Fifth, for the social support variable, our study tells that it is essential and contributes to the emotional dimension of the patients. However, it also indicates that nurses and other healthcare professionals need to improve social support in order to have an impact on all dimensions of HRQOL, especially physical and social dimensions. Social support is basically one of the sources of motivation for the patients to move on and enhance their quality of life. Nurses need to remind the patients’ families, alternatives, and friends that their roles are important to the patients.
Last, it is recommended for the Government of Indonesia, the Ministry of Health, Policymakers, and hospital and healthcare center managers to provide an integrated system to prevent any advanced problems regarding the cardiac event and to promote healthy living to avoid any risk factors, such as an expansion of free smoking area and physical activity area, providing more green area, and routine medical checkup.

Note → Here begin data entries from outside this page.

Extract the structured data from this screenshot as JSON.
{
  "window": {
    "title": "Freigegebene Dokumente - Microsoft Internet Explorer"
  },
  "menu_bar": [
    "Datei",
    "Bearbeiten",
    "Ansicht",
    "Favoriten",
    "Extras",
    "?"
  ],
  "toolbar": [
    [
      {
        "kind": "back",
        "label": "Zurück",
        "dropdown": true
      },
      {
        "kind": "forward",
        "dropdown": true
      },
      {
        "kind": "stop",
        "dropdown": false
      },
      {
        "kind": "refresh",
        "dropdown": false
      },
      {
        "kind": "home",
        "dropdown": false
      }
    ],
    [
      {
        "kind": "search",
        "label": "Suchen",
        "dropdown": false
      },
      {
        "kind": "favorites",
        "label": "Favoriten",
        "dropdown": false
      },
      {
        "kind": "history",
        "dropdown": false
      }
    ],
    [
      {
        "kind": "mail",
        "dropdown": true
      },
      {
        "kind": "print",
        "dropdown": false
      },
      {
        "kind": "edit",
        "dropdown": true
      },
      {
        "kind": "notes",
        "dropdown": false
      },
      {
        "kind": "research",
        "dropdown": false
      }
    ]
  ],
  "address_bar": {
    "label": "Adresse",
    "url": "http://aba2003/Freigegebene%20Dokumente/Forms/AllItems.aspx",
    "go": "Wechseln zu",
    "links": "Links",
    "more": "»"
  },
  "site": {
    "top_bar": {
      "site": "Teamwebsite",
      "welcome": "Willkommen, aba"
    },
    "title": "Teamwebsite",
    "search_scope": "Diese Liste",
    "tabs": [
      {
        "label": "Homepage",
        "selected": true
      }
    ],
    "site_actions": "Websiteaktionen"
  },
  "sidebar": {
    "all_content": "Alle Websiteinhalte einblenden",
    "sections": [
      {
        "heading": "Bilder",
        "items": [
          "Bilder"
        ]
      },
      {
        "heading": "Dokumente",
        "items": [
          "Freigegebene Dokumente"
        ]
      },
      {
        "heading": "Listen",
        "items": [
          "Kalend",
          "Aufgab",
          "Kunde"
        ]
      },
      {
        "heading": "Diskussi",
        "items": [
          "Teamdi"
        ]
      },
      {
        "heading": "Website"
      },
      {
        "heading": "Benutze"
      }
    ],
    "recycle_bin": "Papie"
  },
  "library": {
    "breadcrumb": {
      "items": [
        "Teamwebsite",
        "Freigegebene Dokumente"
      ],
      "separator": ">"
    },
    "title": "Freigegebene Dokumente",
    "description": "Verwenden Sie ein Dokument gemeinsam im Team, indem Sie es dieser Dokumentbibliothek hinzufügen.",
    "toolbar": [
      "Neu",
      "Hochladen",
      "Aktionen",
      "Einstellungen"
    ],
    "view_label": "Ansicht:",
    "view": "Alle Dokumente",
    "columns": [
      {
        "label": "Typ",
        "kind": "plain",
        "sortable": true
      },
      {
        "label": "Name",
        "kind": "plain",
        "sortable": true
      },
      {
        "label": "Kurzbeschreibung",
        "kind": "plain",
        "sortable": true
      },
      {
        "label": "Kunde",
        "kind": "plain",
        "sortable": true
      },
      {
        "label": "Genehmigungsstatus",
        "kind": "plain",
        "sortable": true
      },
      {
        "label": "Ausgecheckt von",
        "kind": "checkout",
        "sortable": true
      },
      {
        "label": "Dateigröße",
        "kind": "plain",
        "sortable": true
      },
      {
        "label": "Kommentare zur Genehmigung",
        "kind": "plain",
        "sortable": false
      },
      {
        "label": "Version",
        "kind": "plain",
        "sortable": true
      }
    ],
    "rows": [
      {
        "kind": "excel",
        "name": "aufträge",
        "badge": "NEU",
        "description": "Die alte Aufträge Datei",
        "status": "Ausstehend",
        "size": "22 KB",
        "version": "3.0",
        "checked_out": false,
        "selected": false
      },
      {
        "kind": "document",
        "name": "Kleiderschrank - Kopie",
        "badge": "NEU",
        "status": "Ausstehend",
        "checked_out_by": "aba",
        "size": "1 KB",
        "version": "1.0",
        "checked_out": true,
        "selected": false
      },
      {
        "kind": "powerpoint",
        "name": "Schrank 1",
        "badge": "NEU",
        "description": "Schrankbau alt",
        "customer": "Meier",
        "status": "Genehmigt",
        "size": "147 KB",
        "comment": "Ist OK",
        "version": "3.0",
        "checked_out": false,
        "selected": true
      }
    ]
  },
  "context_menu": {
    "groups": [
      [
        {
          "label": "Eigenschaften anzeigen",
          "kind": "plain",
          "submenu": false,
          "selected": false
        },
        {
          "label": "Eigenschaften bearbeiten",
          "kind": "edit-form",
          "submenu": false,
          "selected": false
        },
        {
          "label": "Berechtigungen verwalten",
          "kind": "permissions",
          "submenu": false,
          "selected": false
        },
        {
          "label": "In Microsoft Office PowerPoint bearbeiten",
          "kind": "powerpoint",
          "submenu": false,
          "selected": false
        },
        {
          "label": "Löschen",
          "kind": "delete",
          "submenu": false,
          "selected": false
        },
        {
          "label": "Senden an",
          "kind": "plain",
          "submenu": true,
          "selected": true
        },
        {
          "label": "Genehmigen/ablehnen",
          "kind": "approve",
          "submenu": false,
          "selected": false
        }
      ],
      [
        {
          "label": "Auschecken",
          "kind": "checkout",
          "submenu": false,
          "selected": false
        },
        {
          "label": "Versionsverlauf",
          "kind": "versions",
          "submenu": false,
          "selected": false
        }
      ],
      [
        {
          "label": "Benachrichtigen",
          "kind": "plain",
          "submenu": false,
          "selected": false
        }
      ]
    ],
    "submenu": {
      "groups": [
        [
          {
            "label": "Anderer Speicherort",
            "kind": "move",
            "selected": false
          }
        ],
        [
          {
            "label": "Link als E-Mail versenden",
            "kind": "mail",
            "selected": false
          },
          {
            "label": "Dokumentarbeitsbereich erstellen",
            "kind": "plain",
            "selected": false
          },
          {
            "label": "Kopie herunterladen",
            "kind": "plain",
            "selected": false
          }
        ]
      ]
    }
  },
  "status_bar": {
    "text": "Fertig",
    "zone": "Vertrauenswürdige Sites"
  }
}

Limitations and Recommendations for Future Studies
This study's findings might not represent West Java and Indonesia because data were gathered only in the central city. Therefore, further research is needed with a larger, multiethnic sample to understand HRQOL in patients with ACS in Indonesia. In addition, the study findings did not present cause effects; thus, a causal model to confirm the factors and predict HRQOL is needed for future studies. Also, an intervention study to improve HRQOL is necessary.
Conclusion
Pain, functional status, social support, and self-efficacy were positively correlated with HRQOL, while dyspnea was negatively associated. In addition, age had no relationship with HRQOL. The study results serve as inputs for nurses and other healthcare professionals to understand the factors influencing HRQOL. The study results can also be used to develop interventions to control and manage symptoms and physical activity, improve self-efficacy, enhance social support, and increase the quality of life among patients with ACS.